Seien wir mal ehrlich: Diejenigen, die (noch) keinen schwarzen Gürtel haben, kritisieren die Institution des dankyu am häufigsten. Um das festzustellen genügt ein Blick in die einschlägigen Internetforen und Facebookgruppen. Was aber steckt hinter dem dankyu-System? Sind schwarze Gürtel wirklich objektive Gradmesser für Qualitäten im „Straßenkampf“ in Verbindung mit Erleuchtung über die Grenzen der Stilrichtungen und Disziplinen hinweg?

Sie sind es nicht! Ein Dan-Grad im Karate sagt lediglich aus, daß man eine gewisse Karriere innerhalb einer überlieferten Trainingsmethodik hinter sich hat, die unter dem Label „Karate“ eingeordnet ist. Das erklärt zum einen, warum so große Unterschiede zwischen den verschiedenen Strömungen dieses Labels einerseits bestehen, andererseits aber auch innerhalb einer Strömung so viele Zuschreibungen hinsichtlich Selbstverteidigung, Philosophie oder eben eines Expertentums im Kontext schwarzer Gürtel bestehen.

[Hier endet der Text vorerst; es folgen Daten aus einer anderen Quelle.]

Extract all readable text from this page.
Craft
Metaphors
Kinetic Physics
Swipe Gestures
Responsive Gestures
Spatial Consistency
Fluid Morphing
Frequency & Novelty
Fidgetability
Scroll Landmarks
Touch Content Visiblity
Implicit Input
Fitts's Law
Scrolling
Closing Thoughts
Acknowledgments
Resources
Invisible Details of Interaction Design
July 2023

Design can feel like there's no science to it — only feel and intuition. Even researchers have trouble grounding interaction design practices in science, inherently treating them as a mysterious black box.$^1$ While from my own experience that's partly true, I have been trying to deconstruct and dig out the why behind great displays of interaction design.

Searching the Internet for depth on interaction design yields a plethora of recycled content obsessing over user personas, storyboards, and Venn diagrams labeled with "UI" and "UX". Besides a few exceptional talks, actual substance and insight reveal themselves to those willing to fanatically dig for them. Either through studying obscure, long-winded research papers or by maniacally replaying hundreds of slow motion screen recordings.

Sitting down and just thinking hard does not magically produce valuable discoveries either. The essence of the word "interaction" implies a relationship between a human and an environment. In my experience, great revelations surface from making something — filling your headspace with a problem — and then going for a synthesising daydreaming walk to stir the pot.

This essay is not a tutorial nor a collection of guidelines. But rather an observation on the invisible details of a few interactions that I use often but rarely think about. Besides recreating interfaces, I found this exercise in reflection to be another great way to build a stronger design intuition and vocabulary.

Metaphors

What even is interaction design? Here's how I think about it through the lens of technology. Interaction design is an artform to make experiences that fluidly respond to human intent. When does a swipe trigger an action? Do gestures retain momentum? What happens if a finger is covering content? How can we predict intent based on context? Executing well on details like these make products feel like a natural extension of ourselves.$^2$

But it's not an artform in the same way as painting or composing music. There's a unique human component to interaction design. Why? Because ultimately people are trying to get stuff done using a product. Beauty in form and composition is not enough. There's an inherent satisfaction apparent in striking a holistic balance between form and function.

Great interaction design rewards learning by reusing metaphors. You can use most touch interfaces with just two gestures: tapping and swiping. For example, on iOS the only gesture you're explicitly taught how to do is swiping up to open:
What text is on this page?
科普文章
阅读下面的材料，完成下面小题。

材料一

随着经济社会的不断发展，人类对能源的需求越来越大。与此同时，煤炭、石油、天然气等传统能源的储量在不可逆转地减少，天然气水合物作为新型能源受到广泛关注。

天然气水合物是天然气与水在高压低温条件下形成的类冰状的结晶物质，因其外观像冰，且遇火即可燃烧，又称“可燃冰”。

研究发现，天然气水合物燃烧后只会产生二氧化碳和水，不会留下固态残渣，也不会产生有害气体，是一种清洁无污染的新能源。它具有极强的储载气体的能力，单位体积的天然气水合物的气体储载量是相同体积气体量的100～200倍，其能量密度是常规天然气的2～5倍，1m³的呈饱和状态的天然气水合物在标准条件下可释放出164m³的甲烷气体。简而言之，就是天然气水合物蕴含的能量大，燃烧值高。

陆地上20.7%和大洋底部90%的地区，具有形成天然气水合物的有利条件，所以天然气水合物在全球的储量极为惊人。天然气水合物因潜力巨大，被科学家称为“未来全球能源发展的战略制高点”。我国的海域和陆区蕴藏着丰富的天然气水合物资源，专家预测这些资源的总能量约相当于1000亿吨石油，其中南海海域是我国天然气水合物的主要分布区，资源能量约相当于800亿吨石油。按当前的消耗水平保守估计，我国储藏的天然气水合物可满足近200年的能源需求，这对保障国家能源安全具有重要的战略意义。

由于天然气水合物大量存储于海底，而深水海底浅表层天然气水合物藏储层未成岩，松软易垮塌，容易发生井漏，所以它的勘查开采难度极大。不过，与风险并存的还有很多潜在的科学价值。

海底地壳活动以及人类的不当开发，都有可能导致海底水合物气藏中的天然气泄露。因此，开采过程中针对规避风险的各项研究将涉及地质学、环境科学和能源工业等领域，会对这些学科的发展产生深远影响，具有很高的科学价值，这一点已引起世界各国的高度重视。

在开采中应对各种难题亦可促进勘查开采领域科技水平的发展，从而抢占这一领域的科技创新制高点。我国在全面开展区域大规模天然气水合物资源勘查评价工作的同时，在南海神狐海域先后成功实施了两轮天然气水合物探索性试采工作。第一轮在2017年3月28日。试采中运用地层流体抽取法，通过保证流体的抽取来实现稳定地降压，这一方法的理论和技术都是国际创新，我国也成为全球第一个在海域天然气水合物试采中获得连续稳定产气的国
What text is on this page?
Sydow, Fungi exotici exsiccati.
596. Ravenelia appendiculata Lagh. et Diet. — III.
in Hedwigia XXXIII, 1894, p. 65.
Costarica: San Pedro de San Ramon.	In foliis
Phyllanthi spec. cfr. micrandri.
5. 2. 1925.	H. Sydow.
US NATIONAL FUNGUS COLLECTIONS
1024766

Eine Graduierung macht daher nur Sinn, wenn sie im Kontext zu Schulrichtung, Dojo und Lehrer gesehen wird. Erst dann zeigt sie den Stand des Trainierenden. Für Außenstehende ist eine solche Kontextualisierung kaum noch nachvollziehbar, wodurch ein normativer Vergleich schwarzer Gürtel über die unterschiedlichen Kontexte hinweg absurd werden muss – vor allem wenn er online erfolgt.